Previous work has identified an association between de novo and transmitted loss of function mutations in genes under high evolutionary constraint (high pLI) with neurodevelopmental delays in non-syndromic craniosynostosis (NSC). We sought to quantify the neurocognitive effect of these genetic lesions. In a prospective, double-blinded cohort study, demographic surveys and neurocognitive tests were administered to patients recruited from a national sample of children with sagittal NSC. Scores for academic achievement, full-scale intelligence quotient (FSIQ), and visuomotor skills were directly compared between patients with and without damaging mutations in high pLI genes using two-tailed t tests.
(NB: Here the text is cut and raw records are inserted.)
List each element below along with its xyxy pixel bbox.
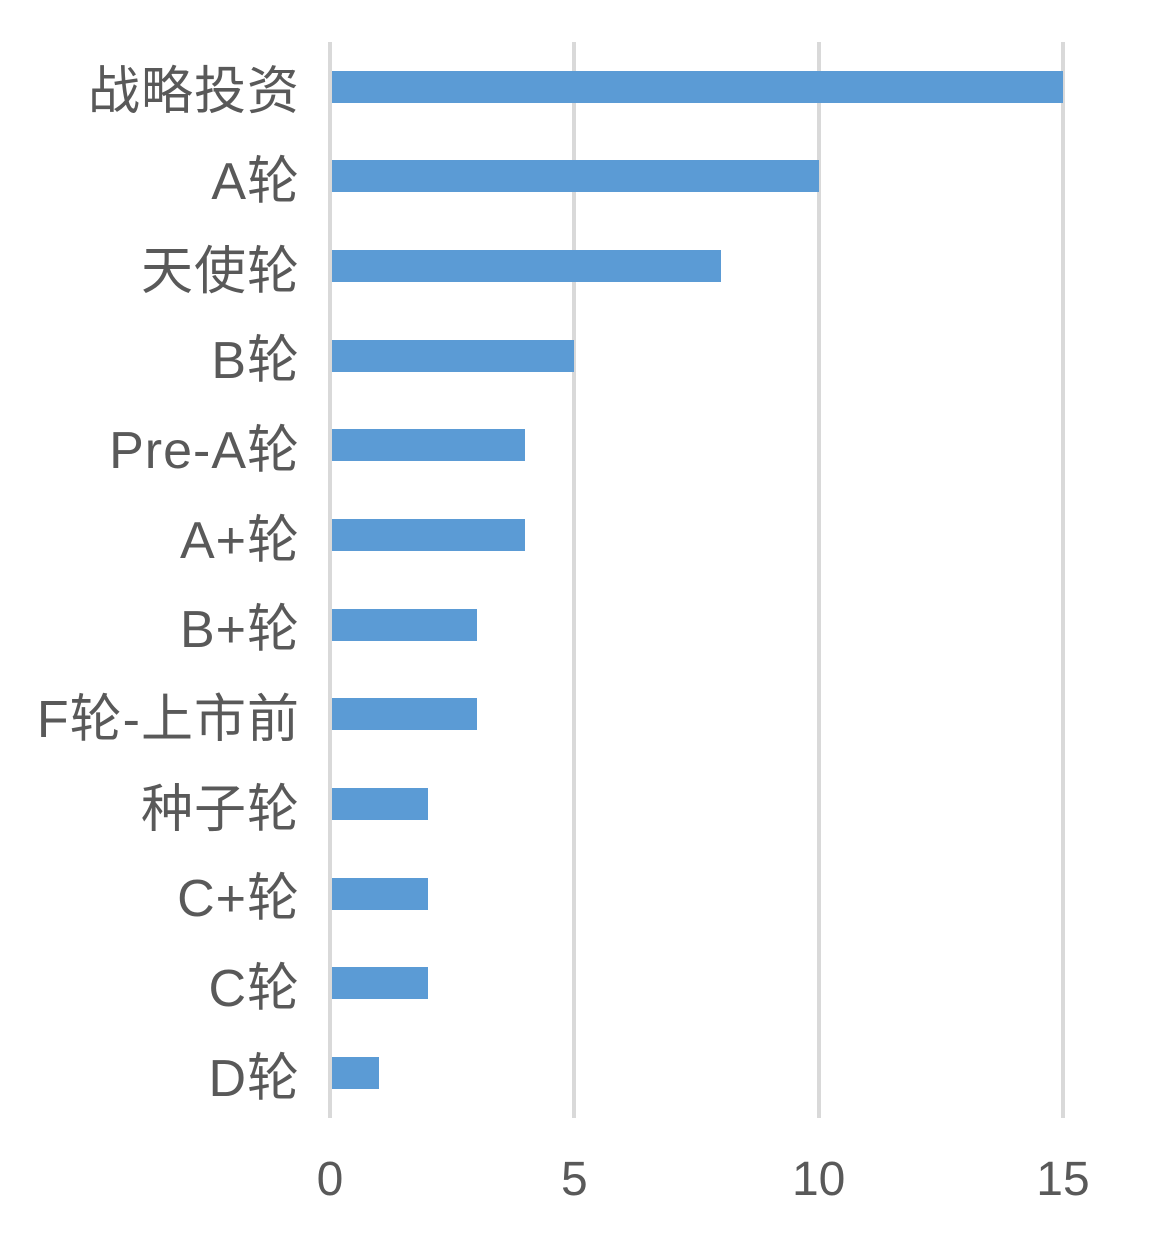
x-tick-label: 5 [560, 1153, 588, 1206]
category-label: B+轮 [179, 601, 300, 660]
gridline-x-10 [816, 42, 821, 1118]
bar-row: 天使轮 [0, 221, 1154, 311]
bar-row: 战略投资 [0, 42, 1154, 132]
category-label: F轮-上市前 [36, 690, 300, 749]
bar-Pre-A轮 [332, 429, 526, 462]
bar-row: B轮 [0, 311, 1154, 401]
gridline-x-15 [1061, 42, 1065, 1118]
category-label: C轮 [208, 959, 300, 1018]
bar-row: Pre-A轮 [0, 401, 1154, 491]
bar-row: D轮 [0, 1028, 1154, 1118]
category-label: C+轮 [177, 870, 300, 929]
gridline-x-5 [572, 42, 577, 1118]
x-tick-label: 15 [1036, 1153, 1090, 1206]
category-label: 天使轮 [140, 242, 300, 301]
bar-row: A+轮 [0, 490, 1154, 580]
category-label: B轮 [211, 332, 300, 391]
category-label: 种子轮 [140, 780, 300, 839]
bar-A+轮 [332, 519, 526, 552]
bar-row: 种子轮 [0, 759, 1154, 849]
bar-row: B+轮 [0, 580, 1154, 670]
bar-B+轮 [332, 608, 477, 641]
gridline-x-0 [328, 42, 332, 1118]
x-tick-label: 10 [791, 1153, 846, 1206]
bar-天使轮 [332, 250, 721, 283]
bar-A轮 [332, 160, 819, 193]
category-label: A轮 [211, 152, 300, 211]
category-label: D轮 [208, 1049, 300, 1108]
x-tick-label: 0 [316, 1153, 344, 1206]
bar-D轮 [332, 1057, 379, 1090]
bar-row: C轮 [0, 939, 1154, 1029]
bar-战略投资 [332, 70, 1063, 103]
category-label: A+轮 [179, 511, 300, 570]
bar-F轮-上市前 [332, 698, 477, 731]
bar-row: A轮 [0, 132, 1154, 222]
bar-row: C+轮 [0, 849, 1154, 939]
bar-C+轮 [332, 877, 428, 910]
bar-row: F轮-上市前 [0, 670, 1154, 760]
bar-种子轮 [332, 788, 428, 821]
category-label: 战略投资 [87, 63, 300, 122]
bar-C轮 [332, 967, 428, 1000]
category-label: Pre-A轮 [109, 421, 300, 480]
bar-B轮 [332, 339, 575, 372]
Analysis of covariance was also used to compare test scores while controlling for surgery type, age at surgery, and sociodemographic risk. 56 patients completed neurocognitive testing, 18 of whom had a mutation in a highly constrained gene. There was no significant difference between groups in any sociodemographic factors. After controlling for patient factors, patients with high-risk mutations had poorer performance compared to patients without high-risk mutations in every testing category, with significant differences in FSIQ (102.9 ± 11.4 vs. 110.1 ± 11.3, P=0.033) and visuomotor integration (100.0 ± 11.9 vs. 105.2 ± 9.5, P=0.003). There were no significant differences in neurocognitive outcome when stratifying groups based on type of surgery or age at time of surgery. Even after controlling for exogenous factors, the presence of mutations in high-risk genes led to poorer neurocognitive outcomes. High risk genotypes may predispose individuals with NSC to deficits, particularly in full-scale IQ and visuomotor integration.